In between drawing plans for a layout that is very unlikely ever to be built in the form detailed in those plans I’ve been making steady progress on Pioneer’s undercarriage. The practical reason for rebuilding this little loco is that I need a dock shunter for Morpeth however I have a great deal of nostalgic affection for the little Manning Wardle and she never ran very well when I first built her about 9 years ago. I didn’t really bother trying to fix Pioneer when she stopped running altogether: I just packed her in a box and moved onto other projects. However little 0-6-0 locos with rigid chassis are notoriously difficult to get running really well so I’m not alone. Deciding to put some sprung hornblocks and plunger pickups under her didn’t happen because I’m a good modeller capable of doing such work: it’s because I’m a rubbish modeller who can’t seem to get a rigid chassis to work properly.

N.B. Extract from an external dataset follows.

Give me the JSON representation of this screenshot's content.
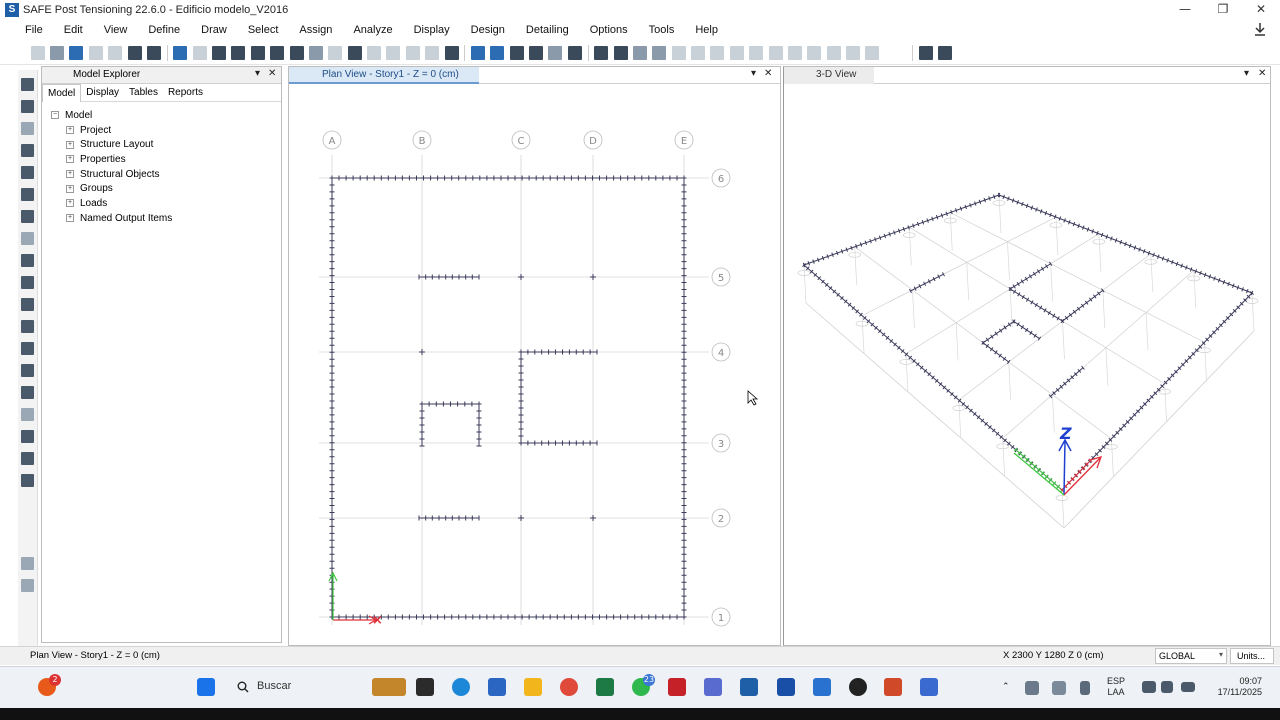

Over the last couple of weeks I’ve assembled the components I made from NS sheet and managed to get the sprung hornguides installed after only having to unsolder them once. Everything seems to be working well now however I’ve still managed to make the ride height slightly lower over the front axle than the rigid one in the back. This I can live with. The system used in the Fourtrack hornguides is that you tap a 10BA hole through a small lug which sits above the horn blocks and into which a bolt is screwed down on top of each block. This bolt also retains the spring. This allows you to adjust the ride height however it can be a little difficult to get this absolutely correct before you solder everything up solid because you can’t trim the top off the bolt until after you’ve soldered the thing in place and before you trim it you can’t attach the loco body to the chassis, making fine adjustment rather difficult. As I say I’ve managed to have set the front of the chassis about 1mm lower than the rear but this is very hard to notice and the loco will run fine as long as I’ve set up the hornguides properly.
Generally speaking I haven’t tried to be too fussy with this rebuild. Wherever possible I’ve reused parts from the original kitbash. I’ve scratchbuilt the main components but most of the detail parts are recycled. I was always very happy with the way Pioneer looked, I can’t see much point in making new parts when I have the old ones sitting there waiting to be recycled.
The next steps will be to get the wheels turning smoothly with the side rods applied and then I’ll do a quick motor test and run in. I’ve got some plans for a couple of lights to be installed in Pioneer – some lamps and a more effective firebox flicker – but these are the only significant changes I’m planning to make to the body (he says with fingers crossed). The loco already has a speaker and a sound decoder installed so there’s not much more than will need to be done other than wiring her up and painting after the rebuilt chassis is complete.